27 Misc. 2d 912, 207 N.Y.S.2d 613, 127 U.S.P.Q. (BNA) 468, 1960 N.Y. Misc. LEXIS 2173
CourtNew York Supreme Court
DecidedNovember 22, 1960
StatusPublished

This text of 27 Misc. 2d 912 (Gifford v. Goulding) is published on Counsel Stack Legal Research, covering New York Supreme Court primary law. Counsel Stack provides free access to over 12 million legal documents including statutes, case law, regulations, and constitutions.

Bluebook
Gifford v. Goulding, 27 Misc. 2d 912, 207 N.Y.S.2d 613, 127 U.S.P.Q. (BNA) 468, 1960 N.Y. Misc. LEXIS 2173 (N.Y. Super. Ct. 1960).

Opinion

Samuel M. Gold, J.

The defendants move for dismissal of the entire complaint pursuant to section 241 of the Civil Practice Act, for relief with respect to the first and second causes of action pursuant to rules 106 (subd. 4), 103 and 90 of the Rules of Civil Practice, as to the third and fourth causes pursuant to rules 106 (subd. 4) and 103, and as to the fifth cause pursuant to rule 103.

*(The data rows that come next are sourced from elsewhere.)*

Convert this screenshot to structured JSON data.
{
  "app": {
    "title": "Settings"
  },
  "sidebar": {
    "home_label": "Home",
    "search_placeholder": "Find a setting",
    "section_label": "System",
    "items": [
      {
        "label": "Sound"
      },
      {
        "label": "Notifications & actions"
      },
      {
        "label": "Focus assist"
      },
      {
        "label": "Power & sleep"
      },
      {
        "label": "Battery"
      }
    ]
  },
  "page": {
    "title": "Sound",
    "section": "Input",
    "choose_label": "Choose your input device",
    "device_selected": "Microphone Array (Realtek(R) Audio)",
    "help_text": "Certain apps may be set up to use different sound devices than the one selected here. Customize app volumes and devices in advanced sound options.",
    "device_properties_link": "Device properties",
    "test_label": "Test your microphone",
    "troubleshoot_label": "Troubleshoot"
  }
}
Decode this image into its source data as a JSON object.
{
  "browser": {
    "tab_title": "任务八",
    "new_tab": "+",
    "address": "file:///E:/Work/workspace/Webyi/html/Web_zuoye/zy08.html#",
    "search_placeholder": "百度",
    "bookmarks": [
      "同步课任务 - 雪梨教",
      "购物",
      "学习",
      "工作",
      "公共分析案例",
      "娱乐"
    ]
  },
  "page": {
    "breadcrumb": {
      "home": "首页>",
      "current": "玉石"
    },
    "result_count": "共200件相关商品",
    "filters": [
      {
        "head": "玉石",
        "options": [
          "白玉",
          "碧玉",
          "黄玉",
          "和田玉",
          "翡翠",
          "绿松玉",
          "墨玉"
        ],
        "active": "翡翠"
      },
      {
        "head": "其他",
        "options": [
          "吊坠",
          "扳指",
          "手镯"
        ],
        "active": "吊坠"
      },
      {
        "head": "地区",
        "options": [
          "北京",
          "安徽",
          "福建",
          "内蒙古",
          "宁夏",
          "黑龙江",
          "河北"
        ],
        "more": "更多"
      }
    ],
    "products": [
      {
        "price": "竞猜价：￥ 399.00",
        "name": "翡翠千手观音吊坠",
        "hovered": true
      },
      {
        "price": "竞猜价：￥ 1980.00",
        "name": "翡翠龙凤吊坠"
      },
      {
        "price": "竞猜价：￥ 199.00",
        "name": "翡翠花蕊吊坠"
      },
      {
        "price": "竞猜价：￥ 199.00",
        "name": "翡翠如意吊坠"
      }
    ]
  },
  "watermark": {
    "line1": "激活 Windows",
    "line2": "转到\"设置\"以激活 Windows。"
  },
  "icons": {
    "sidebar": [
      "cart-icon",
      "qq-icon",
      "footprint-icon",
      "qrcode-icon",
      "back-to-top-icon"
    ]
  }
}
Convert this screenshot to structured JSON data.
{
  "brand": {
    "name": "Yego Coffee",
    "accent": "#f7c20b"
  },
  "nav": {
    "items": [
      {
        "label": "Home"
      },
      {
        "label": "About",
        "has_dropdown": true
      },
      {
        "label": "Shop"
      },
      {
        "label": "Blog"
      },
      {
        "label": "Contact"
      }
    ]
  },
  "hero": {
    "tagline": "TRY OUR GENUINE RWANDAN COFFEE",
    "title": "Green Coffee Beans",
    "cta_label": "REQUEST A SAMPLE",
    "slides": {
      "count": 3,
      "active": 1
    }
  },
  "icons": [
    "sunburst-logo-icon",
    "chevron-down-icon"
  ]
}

In the first cause of actibn it is alleged that the plaintiff Gifford, a creator, director and producer of animated motion pictures, became associated with and was in charge of a division of a corporation in which the defendants Goulding, Elliott and Graham were the interested parties and whose business was the producing of animated motion pictures under the name ‘1 Gifford Animation ”, The business was thereafter transferred to a corporation organized for that purpose with the name Gifford Animation, Inc., upon the conditions, among others, that it would adopt and use its name and the name of Gifford to capitalize upon and to benefit from the prestige and good will attached to plaintiff’s name, that Gifford would be the president and director in full charge of the corporation so long as he continued as a stockholder, that the defendants Goulding, Elliott and Graham would cause all production work thereafter required by them to be performed by the corporation. Thereafter plaintiff Kim, also a creator, director and producer of animated motion pictures, was engaged by the corporation as a film director and later was [914]*914brought into Gifford Animation, Inc., as a stockholder, director and vice-president in charge of the corporation along with Gifford and the corporation name was then changed to Gifford-Kim Productions, Inc., the defendant.

It is then alleged that by reason of the described activities, plaintiffs attained prominence, are held in high esteem in the industry and that therein the name Gifford means the plaintiff Gifford and the name Kim means the plaintiff Kim and the use of the name Gifford or Kim in connection with any animated motion picture production imports honesty, integrity, originality, artistry and excellence. In like manner, by reason of the services rendered to the corporation, the latter acquired the prestige and good will theretofore possessed by the plaintiffs. The use of plaintiffs’ names in the corporate name and in connection with its business was conditioned upon the performance by the defendants of their agreements with the plaintiffs, that so long as they remained stockholders of the corporation the plaintiffs would be president and vice-president respectively and in full charge of the corporation. The right to the use of their names was not otherwise assigned. It is then alleged that the defendants endeavored in bad faith to exercise that provision of the existing agreements relating to a first offer of sale of stock and, by reason of the refusal of the plaintiffs to yield to unwarranted demands made in bad faith and in breach of the agreements, the defendants did cause the discharge of the plaintiff Gifford, whereupon the plaintiff Kim resigned. The corporation has continued to use the names of the plaintiffs in its corporate name and in connection with its business.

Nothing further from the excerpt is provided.